I.. see. That's kind of disturbing.

Okay, point taken. I'll make sure to do that in performance-critical code, then.

[Baughn]

Yep. Careful micro-management cut the critically important graphicst::display function's cost by 4x.

I am most disturbed. Compilers are supposed to be smarter. Like GHC.

[bluea]

Compilers are Dwarves with the beards abstracted away.

They can pull completely amazing maneuvers, yet manage to die of thirst in the river.

[Rafal99]

Yeah I noticed some time ago that there parts of the code which can be possibly easily optimized.
Unfortunately I couldn't get the whole stuff to compile, and also my tests with small parts of code called separately in the long loop didn't give me any significiant results, so I gave up.

Now the code in github in file graphics.cpp is as bad as then,
except that instead of screen[x ][y][3] it is screen[x2*dimy*4 + y2*4 + 3]...
The compiler may optimize it or may not, I wouldn't count of it.
Adding some local variables here and there is a quick task and requires very little effort. Imo it is better to do it just to be sure it is efficient.

Also things like this:

Spoiler (click to show/hide)

float *c_buffer_r;
float *c_buffer_g;
float *c_buffer_b;
c_buffer_r = &(rect->buffer_r[d]);
c_buffer_g = &(rect->buffer_g[d]);
c_buffer_b = &(rect->buffer_b[d]);

It could be better to make a simple struct and copy one pointer instead of three.
Since all this code is inside a nested loop I would try to get as much optimization as possible.

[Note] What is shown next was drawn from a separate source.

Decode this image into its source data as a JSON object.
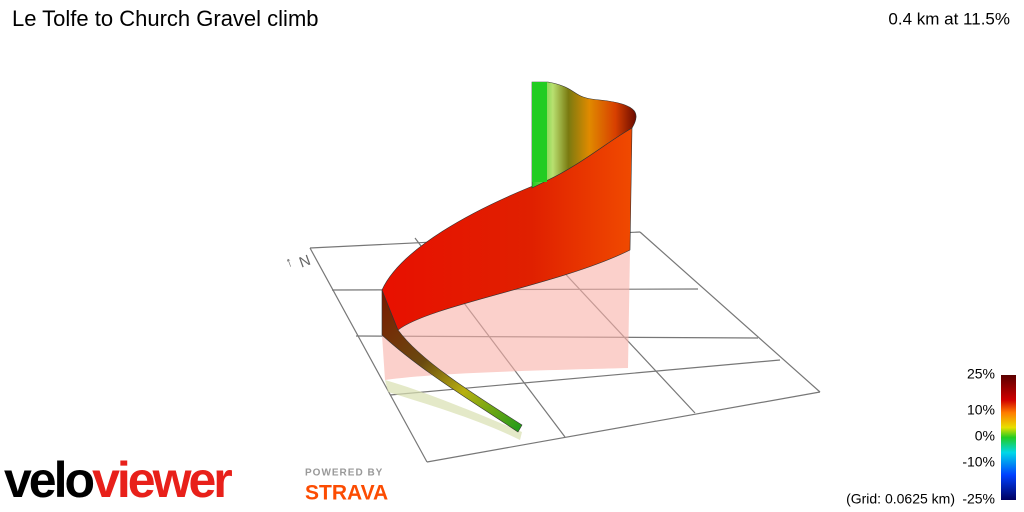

Edit: Just noticed this code is inside the graphicst::display you posted about, it seems I was right

[random51]

Yep. Careful micro-management cut the critically important graphicst::display function's cost by 4x.

I am most disturbed. Compilers are supposed to be smarter. Like GHC.

While you're disturbed, can we throw a party assuming 40d20 will be faster?

[Andir]

Yep. Careful micro-management cut the critically important graphicst::display function's cost by 4x.

I am most disturbed. Compilers are supposed to be smarter. Like GHC.

While you're disturbed, can we throw a party assuming 40d20 will be faster?

That would depend if you have idle folks here and a meeting hall assigned...

[PencilinHand]

Yep. Careful micro-management cut the critically important graphicst::display function's cost by 4x.

I am most disturbed. Compilers are supposed to be smarter. Like GHC.

While you're disturbed, can we throw a party assuming 40d20 will be faster?

That would depend if you have idle folks here and a meeting hall assigned...

Well, I am idle, and I have a table over here.... Now where is that Strawberry wine.

[kuaera]

Just an FYI: the linux version links to libjpeg.so.8, and only libjpeg.so.62 is available on my system; making a symbolic link from libjpeg.so.8 to libjpeg.so.62 appears to work without problems, but linking to libjpeg.so would probably allow those of lesser troubleshooting skills on linux to use the game.

[Baughn]

The code under active development is in the "matrix" branch of the git repository; you need to look at that if you want to see how it actually works.

And yes, 40d20 should be slightly faster.

[vyznev]

While you're disturbed, can we throw a party assuming 40d20 will be faster?

That would depend if you have idle folks here and a meeting hall assigned...

Well, I am idle, and I have a table over here.... Now where is that Strawberry wine.

Fun off-topic fact: If you let your dwarves do nothing but hang around in a fancy meeting hall and hold parties all the time, the socialization will keep them so happy that they'll be permanently ecstatic even if you don't give them any booze at all!  Or beds or chairs or tables, for that matter.

(In fact, my recent experiences suggest that if a bunch of idle dwarves run out of both booze and water, they may still continue happily slacking off together until they drop dead of dehydration, still ecstatic.  I haven't confirmed this in a controlled experiment yet, though.  Also, the last ones to survive might eventually become unhappy after enough of their friends have croaked.)

After a few years of non-stop partying they'll also end up superdwarvenly strong, tough and agile.  The exact mechanism by which social interaction causes them to gain these stats is unknown, but it seems reasonable to presume that it must involve more than just standing around and talking.

...we now return to your scheduled, um, programming.